BOGUS ALTERNATIVES
Discussion of the means to reduce car's impact is clogged with ineffective options:
"green-cars"
, "smart cars"
, "intelligent traffic/transport systems (ITS)"
, market mechanisms to make car users pay the full cost of cars through fuel/vehicle taxes, appeals/rewards
for voluntary restraint or car-pooling, exhortations to walk or cycle,
"new urbanist"
neighbourhood design to minimize car use or "softly, softly" gradual, often non-advertised changes to urban praxis by city governments to slowly phase out car dependence. Some are simply cynical refusals to face the problem, some, such as "car sharing/clubs" are relatively sincere. Some are partially successful, many are both expensive and almost useless.
- ITSs and "smart cars" save a few collisions and improve the utilization of roadspace; but make an
expensive system more so with unimproved walking conditions and only minor traffic improvements not matching those of transit.
- Laws stipulating car tuning, anti-pollution widgets, alternate fuels and "green cars" can reduce each
unit's air pollution and noise; but don't affect friction detritus or turbulence or avert a proliferation of units. They yet increase transport & regulation costs and often worsen the effect on sprawl, social
atomization, cost of living, social effects, resource demand and ramified consumerist pollution.
- Car-pooling is the worst of both worlds, as private travel one loses independent routing, as public
transport it only runs once a day. (more 1)It will simply never be adopted in numbers sufficient to make an impact on traffic volume.
- Conventional cycling is a pain in the bum, literally, and causes groin, testicular and back injury. In a
car ban the much better recumbent cycles would become prevalent.
- Car-minimal neighbourhood designs are follies; the car hegemony has a habit of demolishing inconvenient
neighbourhoods for uncluttered roadspace.
- Internalising cars' cost is a laudable goal; but problematic given the ubiquitous cost dispersal in the
car system's financing. It's hard to imagine a political state, itself imbued with car culture, acting
consistent with the goal and not discrediting it by riddling legislation with loopholes and loading process
with administrative overheads. Effective cost internalisation measures would probably be insupportably
complex in an accounting sense, particularly if individuated and not averaged over the culture. Averaging
would bring an inequitable impost on the poor and middle class who have no alternate transport or resources to
exploit legal loopholes, and this would imperil a government's re-election. It's easy to think this goal is
designed to fail; a car ban is more imaginable.

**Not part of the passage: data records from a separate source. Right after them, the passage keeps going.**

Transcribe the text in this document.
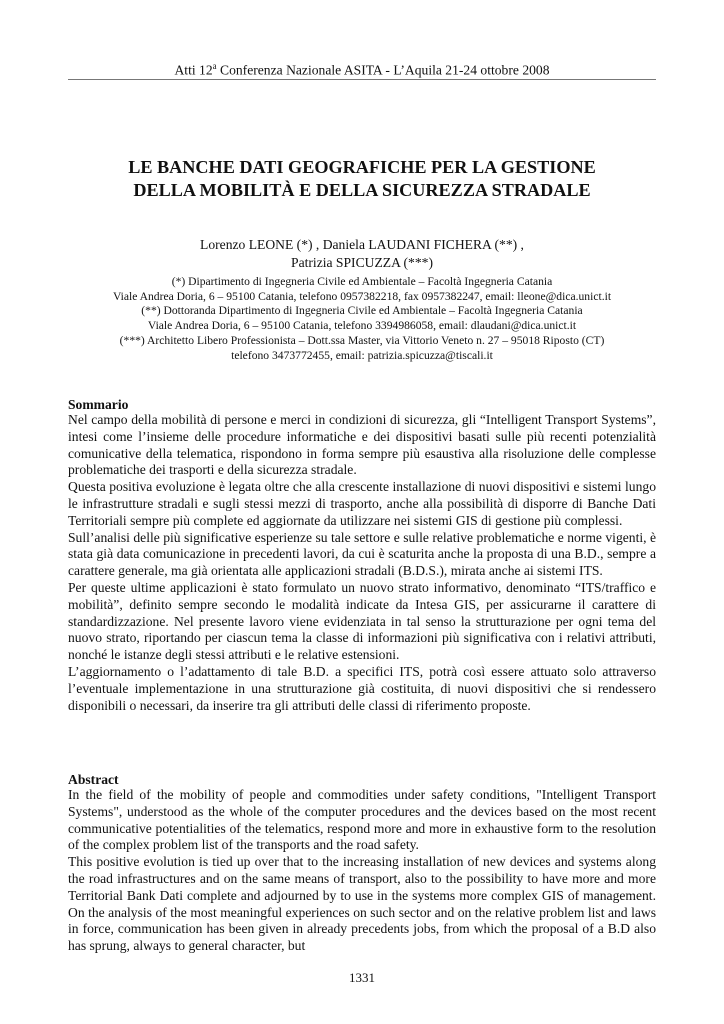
Atti 12$^a$ Conferenza Nazionale ASITA - L’Aquila 21-24 ottobre 2008
LE BANCHE DATI GEOGRAFICHE PER LA GESTIONE
DELLA MOBILITÀ E DELLA SICUREZZA STRADALE
Lorenzo LEONE (*) , Daniela LAUDANI FICHERA (**) ,
Patrizia SPICUZZA (***)
(*) Dipartimento di Ingegneria Civile ed Ambientale – Facoltà Ingegneria Catania
Viale Andrea Doria, 6 – 95100 Catania, telefono 0957382218, fax 0957382247, email: lleone@dica.unict.it
(**) Dottoranda Dipartimento di Ingegneria Civile ed Ambientale – Facoltà Ingegneria Catania
Viale Andrea Doria, 6 – 95100 Catania, telefono 3394986058, email: dlaudani@dica.unict.it
(***) Architetto Libero Professionista – Dott.ssa Master, via Vittorio Veneto n. 27 – 95018 Riposto (CT)
telefono 3473772455, email: patrizia.spicuzza@tiscali.it
Sommario

Nel campo della mobilità di persone e merci in condizioni di sicurezza, gli “Intelligent Transport Systems”, intesi come l’insieme delle procedure informatiche e dei dispositivi basati sulle più recenti potenzialità comunicative della telematica, rispondono in forma sempre più esaustiva alla risoluzione delle complesse problematiche dei trasporti e della sicurezza stradale.

Questa positiva evoluzione è legata oltre che alla crescente installazione di nuovi dispositivi e sistemi lungo le infrastrutture stradali e sugli stessi mezzi di trasporto, anche alla possibilità di disporre di Banche Dati Territoriali sempre più complete ed aggiornate da utilizzare nei sistemi GIS di gestione più complessi.

Sull’analisi delle più significative esperienze su tale settore e sulle relative problematiche e norme vigenti, è stata già data comunicazione in precedenti lavori, da cui è scaturita anche la proposta di una B.D., sempre a carattere generale, ma già orientata alle applicazioni stradali (B.D.S.), mirata anche ai sistemi ITS.

Per queste ultime applicazioni è stato formulato un nuovo strato informativo, denominato “ITS/traffico e mobilità”, definito sempre secondo le modalità indicate da Intesa GIS, per assicurarne il carattere di standardizzazione. Nel presente lavoro viene evidenziata in tal senso la strutturazione per ogni tema del nuovo strato, riportando per ciascun tema la classe di informazioni più significativa con i relativi attributi, nonché le istanze degli stessi attributi e le relative estensioni.

L’aggiornamento o l’adattamento di tale B.D. a specifici ITS, potrà così essere attuato solo attraverso l’eventuale implementazione in una strutturazione già costituita, di nuovi dispositivi che si rendessero disponibili o necessari, da inserire tra gli attributi delle classi di riferimento proposte.

Abstract

In the field of the mobility of people and commodities under safety conditions, "Intelligent Transport Systems", understood as the whole of the computer procedures and the devices based on the most recent communicative potentialities of the telematics, respond more and more in exhaustive form to the resolution of the complex problem list of the transports and the road safety.

This positive evolution is tied up over that to the increasing installation of new devices and systems along the road infrastructures and on the same means of transport, also to the possibility to have more and more Territorial Bank Dati complete and adjourned by to use in the systems more complex GIS of management. On the analysis of the most meaningful experiences on such sector and on the relative problem list and laws in force, communication has been given in already precedents jobs, from which the proposal of a B.D also has sprung, always to general character, but

1331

- Some successes have been attained, particularly in Copenhagen, with a non-confrontational softly-softly approach, over 30 years they've slowly expanded the car free areas and reduced the city parking spaces; but other first world cities have tried to emulate this approach without success. Superficially attractive as it allows a "positive" demeanour, advocates can say they are not "anti-car" but "pro-people"; this quiet revolution won't work elsewhere for two reasons, firstly Denmark is wealthy enough to afford duplicate car/transit infrastructure, which isn't the case in the third world; secondly Denmark doesn't host a car industry, their 30 year gains could be swept away in 6 months were a well funded and agitated lobby group to exist to affect public attitudes and change council policy &/or personnel. Happily for Denmark no industry funding or industrial labour pressure is ranged against the Copenhagen policies; in Australia, America or Britain the policy would have been reversed after a short time, crushed in its infancy, as many attempts by city governments actually have been. In these places where the car culture is not merely habit but a cerebral and self conscious movement only an overt and explicit policy could win out
The only current measures worth affirming and proliferating are those that explicitly ban the car from areas of the city: compulsory car banned city centres, streets and neighbourhoods, car banned days, pedestrian malls and dedicated bus and cycling lanes.
Car traffic is a tragedy of the commons; all restraint measures that are left voluntary engage the "self
eliminating conscience" dynamic, in status and power if not literally as extinction, and anyone who walks or
cycles in the car traffic may sense the imminence of the latter
(note 1).
Voluntarism encourages and makes life easier for the conscienceless driving group, increasing their power
without fostering alternatives, that's why it's a tragedy, doing right encourages the wrongdoers, consequently
voluntarism achieves nothing and is discredited; a law must compel all to abandon car use.